A democracia precisa de governos que prestem serviços públicos de qualidade aos cidadãos e de Poderes que respeitem as limitações constitucionais, buscando a cooperação e o entendimento entre eles para legitimar as decisões públicas. Quando o dinheiro do contribuinte é colocado à serviço da preservação dos interesses corporativistas em detrimento do cidadão, o Estado se torna um fomentador da desigualdade social. Ele colabora para destruir a credibilidade das instituições e transformar a democracia numa oligarquia que distribui privilégios, favores e benefícios para alguns segmentos da sociedade em detrimento do bem comum.
A mesquinharia de políticos e empresários
A crise do covid-19 deveria dar aos parlamentares a justificativa política para aprovar as reformas do Estado, o marco do saneamento básico e eliminar penduricalhos imorais e privilégios que contribuem para o descrédito das instituições democráticas. Mas o que se vê no Congresso são “pautas bombas”, que criam mais privilégios para o corporativismo estatal em detrimento da melhoria da qualidade dos serviços públicos.
A crise deveria servir como a força aglutinadora do País em torno das medidas essenciais para destravar as amarras do crescimento econômico, do investimento e da geração de emprego. Mas o governo desperdiçou a chance de unir o Legislativo, o Judiciário e os governadores em torno de uma pauta construtiva para fazer o Brasil voltar a crescer. Bolsonaro, que prometeu acabar com a velha política e a corrupção, tornou-se refém justamente dos caciques da velha política e do escândalo da Lava Jato, entregando-lhes cargos no governo e orçamento que superam 78 bilhões de reais.
A crise deveria também servir para unir os empresários em torno da abertura econômica, da agenda da competitividade e da retomada da produtividade no país. Mas os empresários que apoiam a democracia são os mesmos que vão à Brasília defender mais protecionismo e reserva de mercado para as suas indústrias. Suas reivindicações são responsáveis por transformar o Brasil numa das economias mais fechadas do mundo que ajudou a enriquecer algumas empresas em detrimento da perda de competitividade e produtividade do país.
A crise deveria criar um grande movimento cívico – como foi o Diretas Já – para unir o País em torno da defesa da democracia. Mas defensores da democracia vão às ruas e empregam meios anti-democráticos, como a violência, para defender a liberdade. Movimentos cívicos pró-democracia recorrem à censura para vetar o endosso de pessoas, como foi o caso do veto ao ex-juiz Sergio Moro. Nada mais anti-democrático.
A defesa do outro
Democracia implica na defesa da liberdade, do livre mercado, do Estado de Direito e da igualdade de oportunidade.
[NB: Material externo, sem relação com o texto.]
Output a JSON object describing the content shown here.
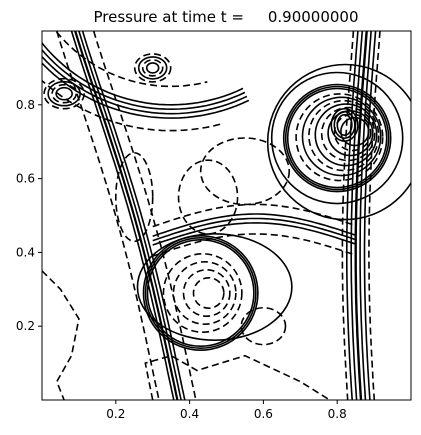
{
  "chart_data": {
    "type": "contour",
    "title": "Pressure at time t =     0.90000000",
    "xlabel": "",
    "ylabel": "",
    "xlim": [
      0.0,
      1.0
    ],
    "ylim": [
      0.0,
      1.0
    ],
    "x_ticks": [
      0.2,
      0.4,
      0.6,
      0.8
    ],
    "y_ticks": [
      0.2,
      0.4,
      0.6,
      0.8
    ],
    "x_tick_labels": [
      "0.2",
      "0.4",
      "0.6",
      "0.8"
    ],
    "y_tick_labels": [
      "0.2",
      "0.4",
      "0.6",
      "0.8"
    ],
    "grid": false,
    "line_color": "#000000",
    "negative_levels_style": "dashed",
    "positive_levels_style": "solid",
    "features": [
      {
        "name": "ring-upper-right",
        "center": [
          0.8,
          0.71
        ],
        "radius": 0.145
      },
      {
        "name": "ring-lower-left",
        "center": [
          0.43,
          0.29
        ],
        "radius": 0.155
      },
      {
        "name": "inner-loop-upper-right",
        "center": [
          0.82,
          0.74
        ],
        "radius": 0.04
      }
    ]
  }
}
Quando cada um quer dilacerar um pedaço desses princípios para justificar a defesa do seu quinhão de direitos e favores, a democracia está ameaçada não apenas por arruaceiros, mas também por atitudes egoístas do establishment. A coerência entre palavras e ações vai separar os defensores dos inimigos da democracia.
Quando os princípios e valores deixam de nortear a ação política, resta apenas a pequenez de reinvindicações, o egoísmo das ambições pessoais e o resultado fugaz de atitudes mesquinhas. O mundo fica menor e as virtudes da democracia tornam-se mero chavões de discurso hipócritas, que camuflam a falta de coragem, determinação e resiliência para defender a democracia.
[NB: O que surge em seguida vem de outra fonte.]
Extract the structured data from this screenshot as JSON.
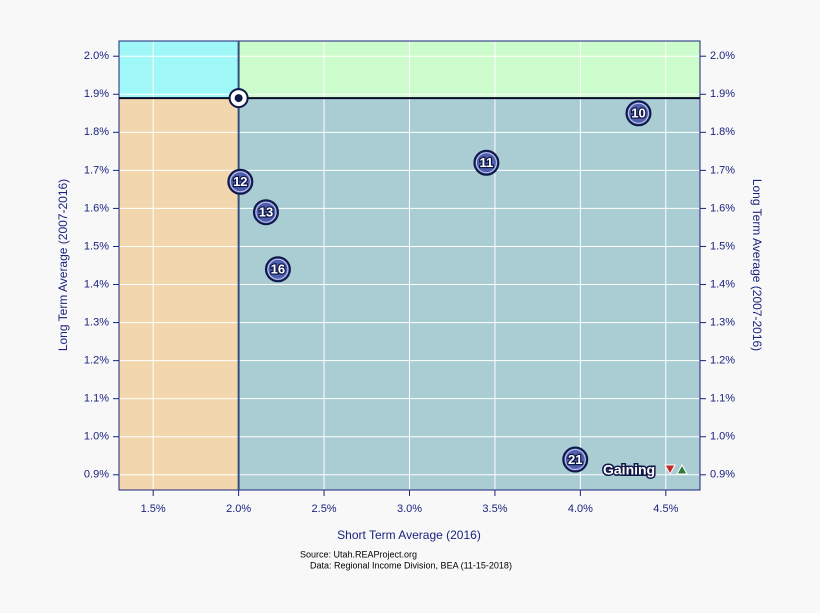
{
  "chart_data": {
    "type": "scatter",
    "xlabel": "Short Term Average (2016)",
    "ylabel": "Long Term Average (2007-2016)",
    "y2label": "Long Term Average (2007-2016)",
    "xlim": [
      1.3,
      4.7
    ],
    "ylim": [
      0.86,
      2.04
    ],
    "y2lim": [
      0.86,
      2.04
    ],
    "xticks": [
      {
        "value": 1.5,
        "label": "1.5%"
      },
      {
        "value": 2.0,
        "label": "2.0%"
      },
      {
        "value": 2.5,
        "label": "2.5%"
      },
      {
        "value": 3.0,
        "label": "3.0%"
      },
      {
        "value": 3.5,
        "label": "3.5%"
      },
      {
        "value": 4.0,
        "label": "4.0%"
      },
      {
        "value": 4.5,
        "label": "4.5%"
      }
    ],
    "yticks": [
      {
        "value": 0.9,
        "label": "0.9%"
      },
      {
        "value": 1.0,
        "label": "1.0%"
      },
      {
        "value": 1.1,
        "label": "1.1%"
      },
      {
        "value": 1.2,
        "label": "1.2%"
      },
      {
        "value": 1.3,
        "label": "1.3%"
      },
      {
        "value": 1.4,
        "label": "1.4%"
      },
      {
        "value": 1.5,
        "label": "1.5%"
      },
      {
        "value": 1.6,
        "label": "1.6%"
      },
      {
        "value": 1.7,
        "label": "1.7%"
      },
      {
        "value": 1.8,
        "label": "1.8%"
      },
      {
        "value": 1.9,
        "label": "1.9%"
      },
      {
        "value": 2.0,
        "label": "2.0%"
      }
    ],
    "y2ticks": [
      {
        "value": 0.9,
        "label": "0.9%"
      },
      {
        "value": 1.0,
        "label": "1.0%"
      },
      {
        "value": 1.1,
        "label": "1.1%"
      },
      {
        "value": 1.2,
        "label": "1.2%"
      },
      {
        "value": 1.3,
        "label": "1.3%"
      },
      {
        "value": 1.4,
        "label": "1.4%"
      },
      {
        "value": 1.5,
        "label": "1.5%"
      },
      {
        "value": 1.6,
        "label": "1.6%"
      },
      {
        "value": 1.7,
        "label": "1.7%"
      },
      {
        "value": 1.8,
        "label": "1.8%"
      },
      {
        "value": 1.9,
        "label": "1.9%"
      },
      {
        "value": 2.0,
        "label": "2.0%"
      }
    ],
    "grid": true,
    "reference": {
      "x": 2.0,
      "y": 1.89
    },
    "quadrant_colors": [
      "#a0f7f7",
      "#ccfccc",
      "#f2d7ae",
      "#a9cdd3"
    ],
    "color": "#4f5fae",
    "labels": [
      "10",
      "11",
      "12",
      "13",
      "16",
      "21"
    ],
    "x": [
      4.34,
      3.45,
      2.01,
      2.16,
      2.23,
      3.97
    ],
    "y": [
      1.85,
      1.72,
      1.67,
      1.59,
      1.44,
      0.94
    ],
    "legend": "Gaining",
    "notes": [
      "Source: Utah.REAProject.org",
      "Data: Regional Income Division, BEA (11-15-2018)"
    ]
  }
}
No passado recente, quando o Brasil tinha estadistas dispostos a lutar sem trégua pela democracia, líderes como Ulysses Guimarães diziam “Política não se faz com ódio, pois não é função hepática. Política é filha da consciência, irmã do caráter e hóspede do coração”. As pessoas aplaudiam o seu líder e seguiam caminhando, ocupando praças e ruas em todo o Brasil, defendendo a democracia e reunindo pessoas de todas as correntes partidárias e ideológicas em torno de um único propósito: a luta por um país democrático.
As pequenas mesquinharias individuais destroem a confiança no Estado, nas leis e nas instituições democráticas, abrindo o caminho para o triunfo do populismo e, em última instância, da barbárie.